Claudio Manuel Neves Valente, the accused Brown University mass shooter, and alleged killer of an MIT professor
Rhode Island Attorney General’s Office
The man suspected of the shooting at Brown University that killed two students and injured nine others last Saturday, and then of killing a Massachusetts Institute of Technology professor days later, was found dead from suicide on Thursday, authorities said.
“There’s no longer a threat to the public,” the U.S. Attorney’s Office in Boston said in a statement.
The suspect in the shootings was identified as Claudio Manuel Neves Valente, a 48-year-old Portuguese national who had been a graduate student in physics at Brown in the early 2000s.
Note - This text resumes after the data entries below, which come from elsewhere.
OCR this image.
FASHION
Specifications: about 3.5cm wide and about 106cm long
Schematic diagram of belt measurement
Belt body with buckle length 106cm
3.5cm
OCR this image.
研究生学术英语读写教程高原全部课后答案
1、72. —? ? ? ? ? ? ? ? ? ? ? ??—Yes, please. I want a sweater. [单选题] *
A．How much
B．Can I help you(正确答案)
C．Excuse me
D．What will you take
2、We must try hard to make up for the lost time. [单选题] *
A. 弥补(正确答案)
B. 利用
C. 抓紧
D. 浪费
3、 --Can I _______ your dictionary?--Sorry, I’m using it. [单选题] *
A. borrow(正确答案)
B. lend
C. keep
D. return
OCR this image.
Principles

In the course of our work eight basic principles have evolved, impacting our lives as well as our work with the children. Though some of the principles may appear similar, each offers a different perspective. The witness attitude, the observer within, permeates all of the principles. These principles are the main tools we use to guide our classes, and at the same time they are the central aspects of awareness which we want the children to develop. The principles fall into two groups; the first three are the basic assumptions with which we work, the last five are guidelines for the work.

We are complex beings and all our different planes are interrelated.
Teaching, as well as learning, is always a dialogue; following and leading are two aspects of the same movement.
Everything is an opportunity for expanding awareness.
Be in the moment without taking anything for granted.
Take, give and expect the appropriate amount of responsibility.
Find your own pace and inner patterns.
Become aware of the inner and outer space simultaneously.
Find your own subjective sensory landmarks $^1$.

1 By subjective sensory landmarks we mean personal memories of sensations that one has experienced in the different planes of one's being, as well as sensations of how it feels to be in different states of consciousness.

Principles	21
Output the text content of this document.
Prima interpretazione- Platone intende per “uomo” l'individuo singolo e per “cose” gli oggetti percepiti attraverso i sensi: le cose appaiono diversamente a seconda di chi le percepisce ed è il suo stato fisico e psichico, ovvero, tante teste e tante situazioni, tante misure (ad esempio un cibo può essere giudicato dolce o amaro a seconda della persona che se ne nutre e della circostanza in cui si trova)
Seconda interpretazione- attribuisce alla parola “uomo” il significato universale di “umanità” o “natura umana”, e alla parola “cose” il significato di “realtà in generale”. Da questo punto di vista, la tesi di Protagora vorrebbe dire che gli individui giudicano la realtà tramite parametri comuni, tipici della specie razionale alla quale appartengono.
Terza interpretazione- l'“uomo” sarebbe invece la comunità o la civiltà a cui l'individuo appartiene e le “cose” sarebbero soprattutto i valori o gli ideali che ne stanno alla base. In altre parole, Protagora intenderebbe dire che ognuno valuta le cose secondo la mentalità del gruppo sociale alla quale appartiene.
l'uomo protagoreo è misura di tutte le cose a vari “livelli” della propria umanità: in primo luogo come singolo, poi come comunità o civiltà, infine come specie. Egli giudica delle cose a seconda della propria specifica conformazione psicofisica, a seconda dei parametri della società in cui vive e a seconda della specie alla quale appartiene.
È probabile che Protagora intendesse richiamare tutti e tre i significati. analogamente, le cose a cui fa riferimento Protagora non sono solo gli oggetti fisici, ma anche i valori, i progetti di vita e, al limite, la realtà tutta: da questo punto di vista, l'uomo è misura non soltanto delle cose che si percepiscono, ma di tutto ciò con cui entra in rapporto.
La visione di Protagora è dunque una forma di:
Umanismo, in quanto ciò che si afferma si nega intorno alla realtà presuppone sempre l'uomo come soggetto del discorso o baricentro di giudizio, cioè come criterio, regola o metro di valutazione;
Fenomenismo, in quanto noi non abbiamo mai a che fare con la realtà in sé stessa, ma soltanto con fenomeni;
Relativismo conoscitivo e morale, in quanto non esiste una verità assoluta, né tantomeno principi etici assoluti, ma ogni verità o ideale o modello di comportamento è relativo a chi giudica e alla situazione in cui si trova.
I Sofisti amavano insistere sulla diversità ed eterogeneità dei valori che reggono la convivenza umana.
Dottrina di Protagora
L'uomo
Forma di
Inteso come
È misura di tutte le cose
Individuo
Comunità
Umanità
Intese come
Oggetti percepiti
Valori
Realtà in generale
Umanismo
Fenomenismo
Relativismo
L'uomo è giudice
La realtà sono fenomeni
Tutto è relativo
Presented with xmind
Neves Valente most recently had lived in Miami.
Authorities announced his identity and suspected role in the Brown shooting hours after his body was discovered in a storage unit in Salem, New Hampshire, with guns at the scene.
Providence, Rhode Island, police had obtained a warrant for Neves Valente’s arrest charging him with two counts of murder, and multiple assault and firearms counts related to the shooting Saturday afternoon in an auditorium at Brown’s Barus & Holley Building, where a group of students were taking an exam review for Principles of Economics.
The MIT professor, Nuno Gomes Loureiro, 47, was found shot in his home in Brookline, Massachusetts, on Monday, and died at a hospital on Tuesday.
“Earlier this evening, law enforcement tracked Neves Valente to a Salem, New Hampshire storage unit,” the Rhode Island Attorney General’s Office said in a statement. “After obtaining a federal search warrant for the unit, authorities entered and found Neves Valente deceased from a self-inflicted gunshot wound.”
Neves Valente had been a PhD program student in physics at Brown.
He is believed to have attended the same university in Lisbon, Portugal, as Loureiro, who was a member of MIT’s departments of nuclear science and engineering and physics.
Neves Valente is the “individual we believe responsible for the Brown shooting,” FBI Special-Agent-in-Charge Ted Docks said at a press conference in Providence.
“Many questions need to be answered,” Docks said.
Authorities believe Neves Valente acted alone and that he eluded capture for days because he was traveling in a rental car whose license plates he kept changing.
But authorities managed to track the rental, which was originally made in Boston, and were able to identify Neves Valente through that, and to learn that he had rented the storage unit in Salem where he was found.
Brown University President Christina Paxson said, “It is safe to assume that this man, when he was a student, spent a lot of time in that building,” Barus & Holley, where Saturday’s shooting occurred.
The last class Neves Valente took at Brown was in 2001 before going on a leave of absence.
Authorities said he is believed to have originally been in the United States on a student visa and obtained lawful permanent resident status in 2017.